In [18]:
from typing import Callable, List, Optional, Tuple
import numpy as np
import torch
import torch.nn. functional as F
import torch_geometric.transforms as T
from torch import Tensor
from torch.optim import Optimizer
from torch_geometric.data import Data
from torch_geometric.datasets import Planetoid, WebKB
from torch_geometric.utils import accuracy
from typing_extensions import Literal, TypedDict
from collections import defaultdict
from typing import List, Optional, Tuple, Union
import scipy.sparse
from torch import Tensor
from scipy.sparse import coo_matrix, eye, diags, csr_matrix
import torch.nn as nn
from torch.nn import init
from torch.nn import Parameter
import torch.nn.functional as F
from functools import cached_property
import scipy.sparse as sp
from torch_geometric.transforms import RandomNodeSplit
from torch_geometric.datasets.wikipedia_network import WikipediaNetwork

In [14]:
# Function to load the dataset 

def get_dataset(path, name, split, transform):
    if name in ('Cora', 'CiteSeer', 'PubMed'):
        dataset = Planetoid(path, name=name, split=split, transform=transform)
    elif name in ('Cornell', 'Texas', 'Wisconsin'):
        dataset = WebKB(path, name=name, transform=transform)
    elif name == 'chameleon':
        dataset = WikipediaNetwork(path, name=name, geom_gcn_preprocess= True, transform=transform)
    else:
        raise ValueError(f"Unknown dataset name: {name}")

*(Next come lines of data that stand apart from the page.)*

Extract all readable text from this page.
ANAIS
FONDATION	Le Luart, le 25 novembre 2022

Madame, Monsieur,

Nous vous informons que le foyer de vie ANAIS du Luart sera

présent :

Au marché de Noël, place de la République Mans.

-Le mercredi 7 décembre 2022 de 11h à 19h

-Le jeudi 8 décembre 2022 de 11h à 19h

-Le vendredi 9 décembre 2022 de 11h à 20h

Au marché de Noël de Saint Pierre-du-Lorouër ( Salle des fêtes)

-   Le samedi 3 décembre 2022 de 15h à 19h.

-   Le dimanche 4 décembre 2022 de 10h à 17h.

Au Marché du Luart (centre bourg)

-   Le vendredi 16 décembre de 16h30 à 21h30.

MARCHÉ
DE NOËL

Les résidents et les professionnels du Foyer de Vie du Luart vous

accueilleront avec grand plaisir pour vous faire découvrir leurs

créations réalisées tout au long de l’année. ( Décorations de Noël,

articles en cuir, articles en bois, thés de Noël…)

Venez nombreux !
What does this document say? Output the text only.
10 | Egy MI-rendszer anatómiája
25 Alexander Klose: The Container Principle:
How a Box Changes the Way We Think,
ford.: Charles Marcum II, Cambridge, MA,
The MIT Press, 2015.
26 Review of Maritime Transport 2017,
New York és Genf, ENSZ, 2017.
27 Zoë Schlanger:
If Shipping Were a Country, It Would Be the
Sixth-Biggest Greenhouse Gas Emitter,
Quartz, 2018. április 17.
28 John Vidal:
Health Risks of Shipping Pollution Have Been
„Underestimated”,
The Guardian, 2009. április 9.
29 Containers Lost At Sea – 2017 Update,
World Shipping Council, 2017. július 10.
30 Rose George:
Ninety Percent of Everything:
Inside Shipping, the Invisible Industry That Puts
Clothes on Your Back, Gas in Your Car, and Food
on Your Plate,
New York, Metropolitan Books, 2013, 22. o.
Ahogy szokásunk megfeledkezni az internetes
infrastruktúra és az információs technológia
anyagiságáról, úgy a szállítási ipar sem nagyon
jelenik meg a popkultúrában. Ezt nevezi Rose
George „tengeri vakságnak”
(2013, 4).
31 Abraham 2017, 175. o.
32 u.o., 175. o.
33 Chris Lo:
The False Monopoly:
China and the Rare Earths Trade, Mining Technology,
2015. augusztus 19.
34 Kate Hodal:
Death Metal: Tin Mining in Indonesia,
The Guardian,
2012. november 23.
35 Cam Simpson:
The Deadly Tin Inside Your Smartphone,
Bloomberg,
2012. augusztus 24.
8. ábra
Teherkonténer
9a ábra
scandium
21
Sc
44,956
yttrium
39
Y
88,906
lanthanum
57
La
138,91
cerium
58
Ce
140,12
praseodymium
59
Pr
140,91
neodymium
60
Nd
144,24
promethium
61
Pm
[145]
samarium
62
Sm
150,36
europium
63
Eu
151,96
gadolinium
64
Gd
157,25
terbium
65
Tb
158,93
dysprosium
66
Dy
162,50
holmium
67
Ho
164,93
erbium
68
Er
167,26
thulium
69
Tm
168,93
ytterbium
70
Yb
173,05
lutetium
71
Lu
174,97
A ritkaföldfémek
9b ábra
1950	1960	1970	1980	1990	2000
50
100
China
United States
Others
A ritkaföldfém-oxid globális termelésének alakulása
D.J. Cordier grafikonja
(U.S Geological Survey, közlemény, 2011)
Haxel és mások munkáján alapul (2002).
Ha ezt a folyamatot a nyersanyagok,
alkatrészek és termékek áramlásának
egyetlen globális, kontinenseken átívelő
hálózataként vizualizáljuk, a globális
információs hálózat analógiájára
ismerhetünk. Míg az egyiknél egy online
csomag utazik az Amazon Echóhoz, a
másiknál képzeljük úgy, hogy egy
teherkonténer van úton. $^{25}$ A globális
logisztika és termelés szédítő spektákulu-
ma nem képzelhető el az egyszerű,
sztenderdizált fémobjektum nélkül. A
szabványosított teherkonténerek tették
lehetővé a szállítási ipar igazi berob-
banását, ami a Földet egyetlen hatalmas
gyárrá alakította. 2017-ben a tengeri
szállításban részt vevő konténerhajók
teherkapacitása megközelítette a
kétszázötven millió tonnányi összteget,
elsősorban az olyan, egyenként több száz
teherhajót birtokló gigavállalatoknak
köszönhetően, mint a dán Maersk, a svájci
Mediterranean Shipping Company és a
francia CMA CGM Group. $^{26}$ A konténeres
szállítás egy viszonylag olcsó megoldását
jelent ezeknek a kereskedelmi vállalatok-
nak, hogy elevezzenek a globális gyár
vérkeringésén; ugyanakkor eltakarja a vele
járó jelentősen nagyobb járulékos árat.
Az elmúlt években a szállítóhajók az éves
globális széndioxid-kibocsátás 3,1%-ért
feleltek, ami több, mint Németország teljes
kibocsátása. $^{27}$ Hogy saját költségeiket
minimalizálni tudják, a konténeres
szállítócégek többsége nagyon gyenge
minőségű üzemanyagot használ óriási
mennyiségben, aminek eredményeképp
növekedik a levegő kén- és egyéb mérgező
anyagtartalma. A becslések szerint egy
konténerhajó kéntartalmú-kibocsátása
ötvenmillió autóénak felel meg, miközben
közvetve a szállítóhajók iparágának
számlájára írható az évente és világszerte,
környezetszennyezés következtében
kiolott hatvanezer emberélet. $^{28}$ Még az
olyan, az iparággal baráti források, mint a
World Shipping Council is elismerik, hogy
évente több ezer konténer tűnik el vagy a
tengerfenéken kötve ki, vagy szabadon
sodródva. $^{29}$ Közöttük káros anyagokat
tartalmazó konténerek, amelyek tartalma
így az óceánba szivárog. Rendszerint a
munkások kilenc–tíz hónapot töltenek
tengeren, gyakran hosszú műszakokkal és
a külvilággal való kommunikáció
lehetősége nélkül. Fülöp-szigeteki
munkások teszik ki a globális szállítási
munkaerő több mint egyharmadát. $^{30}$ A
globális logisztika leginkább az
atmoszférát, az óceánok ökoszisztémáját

    num_nodes = dataset.data.num_nodes
    num_edges = dataset.data.num_edges // 2
    print(f"Dataset: {dataset.name}")
    print(f"Num. nodes: {num_nodes}")
    print(f"Num. edges: {num_edges}")
    print(f"Num. node features: {dataset.num_node_features}")
    print(f"Num. classes: {dataset.num_classes}")
    print(f"Dataset len.: {dataset.len()}")
    # print(f"Sum of row values with normalization: {dataset[0].x.sum(dim=-1)}")
    return dataset


In [3]:
# Function to randomly split nodes of each class into 60%, 20%, and 20% for training, validation and testing based on the paper
def split_dataset(dataset, train_ratio=0.6, val_ratio=0.2, test_ratio=0.2):
    num_nodes = dataset[0].num_nodes
    split = RandomNodeSplit(split="random", num_splits=1, num_train_per_class=int((num_nodes) / 7 * train_ratio), num_val=int(num_nodes * val_ratio), num_test=int(num_nodes * test_ratio))
    splitted_dataset = split(dataset[0])
    train_len = splitted_dataset.train_mask.sum()
    val_len = splitted_dataset.val_mask.sum()
    test_len = splitted_dataset.test_mask.sum()
    other_len = num_nodes - train_len-val_len - test_len
    print(f"Num. train={train_len}, val={val_len}, test={test_len}, other={other_len}")
    return splitted_dataset

In [4]:
# Function to create an adjacency matrix from edge index and edge attributes

def adjacency_matrix(edge_index, edge_attr=None, num_nodes=None):
    # Calculate the number of nodes if not provided
    if num_nodes is None:
        num_nodes = int(edge_index.max()) + 1
    # If edge_attr does not exist, assign weight=1 to all edges
    if edge_attr is None:
        edge_attr = torch.ones(edge_index.shape[1], dtype=torch.float)
    # Define the sparse adjacency matrix
    adj_matrix_sparse = torch.sparse_coo_tensor(edge_index, edge_attr, (num_nodes, num_nodes))
    # Convert to a dense matrix
    adj_matrix = adj_matrix_sparse.to_dense()
    return (adj_matrix + adj_matrix.T) / 2


In [5]:
# Compute the normalize adjancy matrix based on the paper P ̃ = (D ̃^ −1/2)A ̃(D ̃^ −1/2 )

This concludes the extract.